I'm following along on Ryan Bates' excellent tutorial on using the built-in PostgresQL full-text search in Rails. I'm currently using pg_search gem un-indexed no problem but I need to improve the performance. I am using tsvector with "english" dictionary specified.
I'm using PostgreSQL version 9.1.4
Per Ryan's instructions, I have run a new migration with this code specifying two new indexes that I would like to create. Here is the schema first:
create_table "references", :force => true do |t|
t.string "title"
t.string "type"
t.datetime "created_at", :null => false
t.datetime "updated_at", :null => false
t.string "public_url"
t.string "content_type"
t.integer "file_size"
t.text "overview"
t.text "body"
t.text "full_text"
t.integer "folder_id"
end
My migration looks like this:
def up
execute "create index references_title on references using gin(to_tsvector('english', title))"
execute "create index references_full_text on references using gin(to_tsvector('english', full_text))"
end
def down
execute "drop index references_title"
execute "drop index references_full_text"
end
I have also gone ahead and uncommented the :sql option in application.rb
config.active_record.schema_format = :sql
I continue to get the same rake aborted error:
== AddSearchIndexesToReferences: migrating ===================================
-- execute("CREATE INDEX references_title on references using gin(to_tsvector('english', title))")
rake aborted!
An error has occurred, this and all later migrations canceled:
PG::Error: ERROR: syntax error at or near "references"
LINE 1: CREATE INDEX references_title on references using gin(to_tsv...
^
: CREATE INDEX references_title on references using gin(to_tsvector('english', title))
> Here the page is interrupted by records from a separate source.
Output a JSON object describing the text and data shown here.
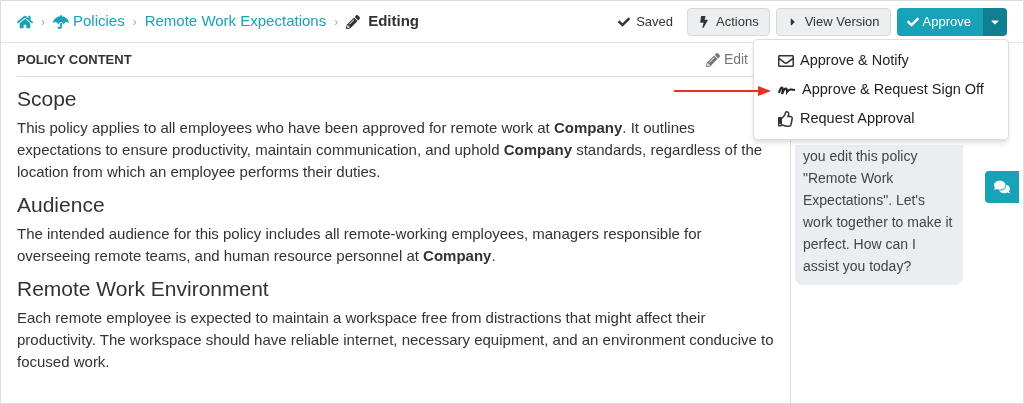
{
  "breadcrumbs": [
    {
      "kind": "home"
    },
    {
      "kind": "separator",
      "label": "›"
    },
    {
      "kind": "link",
      "label": "Policies"
    },
    {
      "kind": "separator",
      "label": "›"
    },
    {
      "kind": "link",
      "label": "Remote Work Expectations"
    },
    {
      "kind": "separator",
      "label": "›"
    },
    {
      "kind": "current",
      "label": "Editing"
    }
  ],
  "toolbar": {
    "status": "Saved",
    "buttons": [
      {
        "kind": "actions",
        "label": "Actions"
      },
      {
        "kind": "view",
        "label": "View Version"
      }
    ],
    "primary": {
      "label": "Approve"
    }
  },
  "approve_menu": {
    "expanded": true,
    "items": [
      {
        "kind": "mail",
        "label": "Approve & Notify"
      },
      {
        "kind": "signature",
        "label": "Approve & Request Sign Off"
      },
      {
        "kind": "thumb",
        "label": "Request Approval"
      }
    ]
  },
  "panel": {
    "title": "POLICY CONTENT",
    "edit_label": "Edit"
  },
  "sections": [
    {
      "heading": "Scope",
      "text": "This policy applies to all employees who have been approved for remote work at **Company**. It outlines expectations to ensure productivity, maintain communication, and uphold **Company** standards, regardless of the location from which an employee performs their duties."
    },
    {
      "heading": "Audience",
      "text": "The intended audience for this policy includes all remote-working employees, managers responsible for overseeing remote teams, and human resource personnel at **Company**."
    },
    {
      "heading": "Remote Work Environment",
      "text": "Each remote employee is expected to maintain a workspace free from distractions that might affect their productivity. The workspace should have reliable internet, necessary equipment, and an environment conducive to focused work."
    }
  ],
  "chat": {
    "message": "you edit this policy \"Remote Work Expectations\". Let's work together to make it perfect. How can I assist you today?"
  }
}
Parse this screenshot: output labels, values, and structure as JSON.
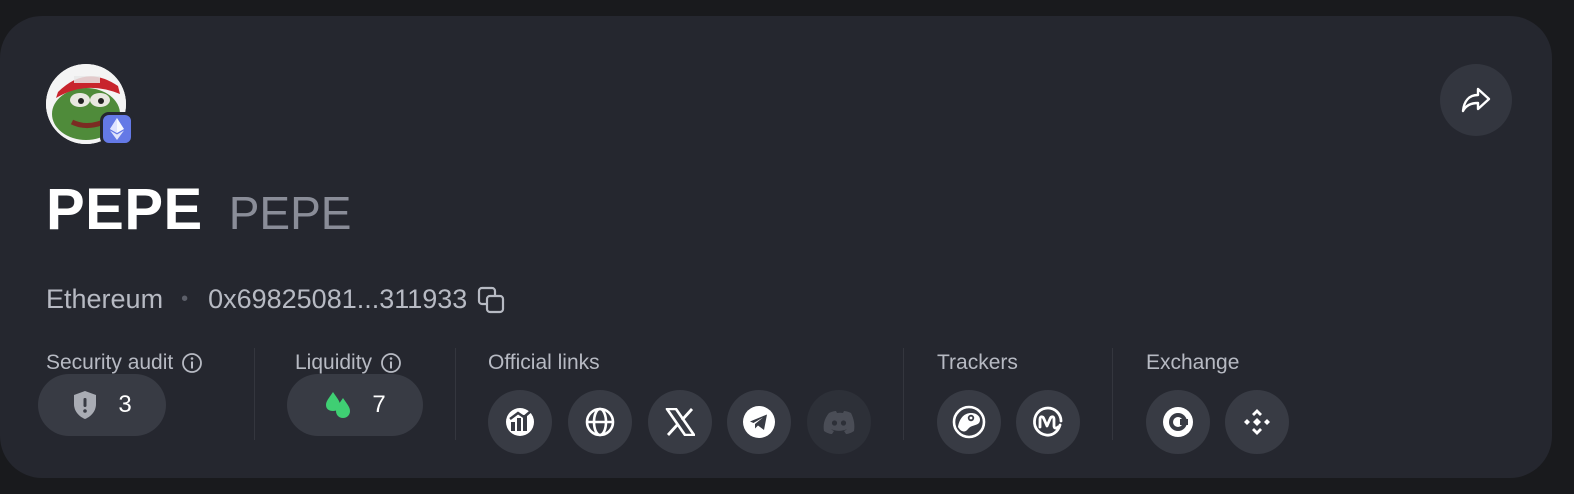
{
  "token": {
    "name": "PEPE",
    "symbol": "PEPE",
    "chain": "Ethereum",
    "address": "0x69825081...311933",
    "chain_badge_color": "#6479e6"
  },
  "sections": {
    "security_audit": {
      "label": "Security audit",
      "count": "3"
    },
    "liquidity": {
      "label": "Liquidity",
      "count": "7"
    },
    "official_links": {
      "label": "Official links",
      "icons": [
        "coinmarket-chart-icon",
        "globe-icon",
        "x-twitter-icon",
        "telegram-icon",
        "discord-icon"
      ]
    },
    "trackers": {
      "label": "Trackers",
      "icons": [
        "coingecko-icon",
        "coinmarketcap-icon"
      ]
    },
    "exchange": {
      "label": "Exchange",
      "icons": [
        "coinbase-icon",
        "binance-icon"
      ]
    }
  },
  "colors": {
    "card": "#25272f",
    "liquidity_green": "#3fcf73",
    "muted": "#8a8d98"
  }
}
REFERENCES is a keyword used with foreign keys so you can't use it as a table name unless you double quote it:
def up
execute %q{create index references_title on "references" using gin(to_tsvector('english', title))}
execute %q{create index references_full_text on "references" using gin(to_tsvector('english', full_text))}
end
You'll also have to double quote that table name anywhere you use it in an SQL snippet. ActiveRecord will do the quoting for you if it is building the SQL though. If you're expecting to use the table name in a lot of SQL snippets then I'd recommend renaming the table so that you don't have to care about the quoting issue.